There has been a significant surge of interest in Horava's model for 3+1 dimensional quantum gravity, this model being based on anisotropic scaling at a z=3 Lifshitz point. Horava's model, and its variants, show dramatically improved ultra-violet behaviour at the cost of exhibiting violation of Lorentz invariance at ultra-high momenta. Following up on our earlier note, [arXiv:0904.4464 [hep-th]], we discuss in more detail our variant of Horava's model. In contrast to Horava's original model, we abandon "detailed balance" and restore parity invariance. We retain, however, Horava's "projectability condition" and explore its implications.
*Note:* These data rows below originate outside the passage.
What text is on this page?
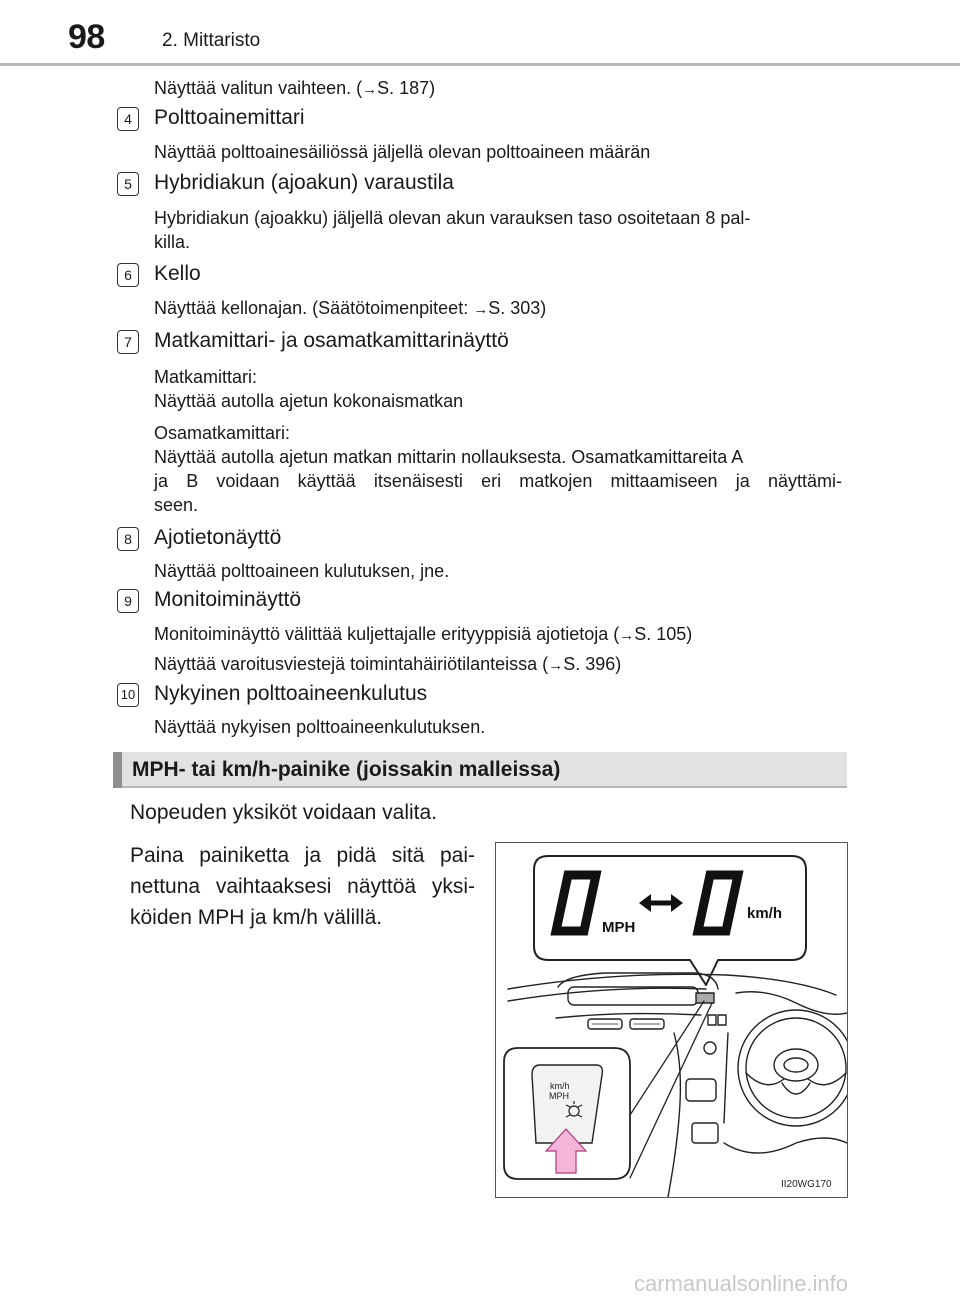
98	2. Mittaristo
Näyttää valitun vaihteen. (→S. 187)
4	Polttoainemittari
Näyttää polttoainesäiliössä jäljellä olevan polttoaineen määrän
5	Hybridiakun (ajoakun) varaustila
Hybridiakun (ajoakku) jäljellä olevan akun varauksen taso osoitetaan 8 pal-
killa.
6	Kello
Näyttää kellonajan. (Säätötoimenpiteet: →S. 303)
7	Matkamittari- ja osamatkamittarinäyttö
Matkamittari:
Näyttää autolla ajetun kokonaismatkan
Osamatkamittari:
Näyttää autolla ajetun matkan mittarin nollauksesta. Osamatkamittareita A
ja B voidaan käyttää itsenäisesti eri matkojen mittaamiseen ja näyttämi-
seen.
8	Ajotietonäyttö
Näyttää polttoaineen kulutuksen, jne.
9	Monitoiminäyttö
Monitoiminäyttö välittää kuljettajalle erityyppisiä ajotietoja (→S. 105)
Näyttää varoitusviestejä toimintahäiriötilanteissa (→S. 396)
10 Nykyinen polttoaineenkulutus
Näyttää nykyisen polttoaineenkulutuksen.
MPH- tai km/h-painike (joissakin malleissa)
Nopeuden yksiköt voidaan valita.
Paina painiketta ja pidä sitä pai-
nettuna vaihtaaksesi näyttöä yksi-
köiden MPH ja km/h välillä.	MPH
km/h
km/h
MPH
II20WG170
carmanualsonline.info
Under these conditions, we explicitly exhibit the most general model, and extract the full classical equations of motion in ADM form. We analyze both spin-2 and spin-0 graviton propagators around flat Minkowski space. We furthermore analyze the classical evolution of FLRW cosmologies in this model, demonstrating that the higher-derivative spatial curvature terms can be used to mimic radiation fluid and stiff matter. We conclude with some observations concerning future prospects.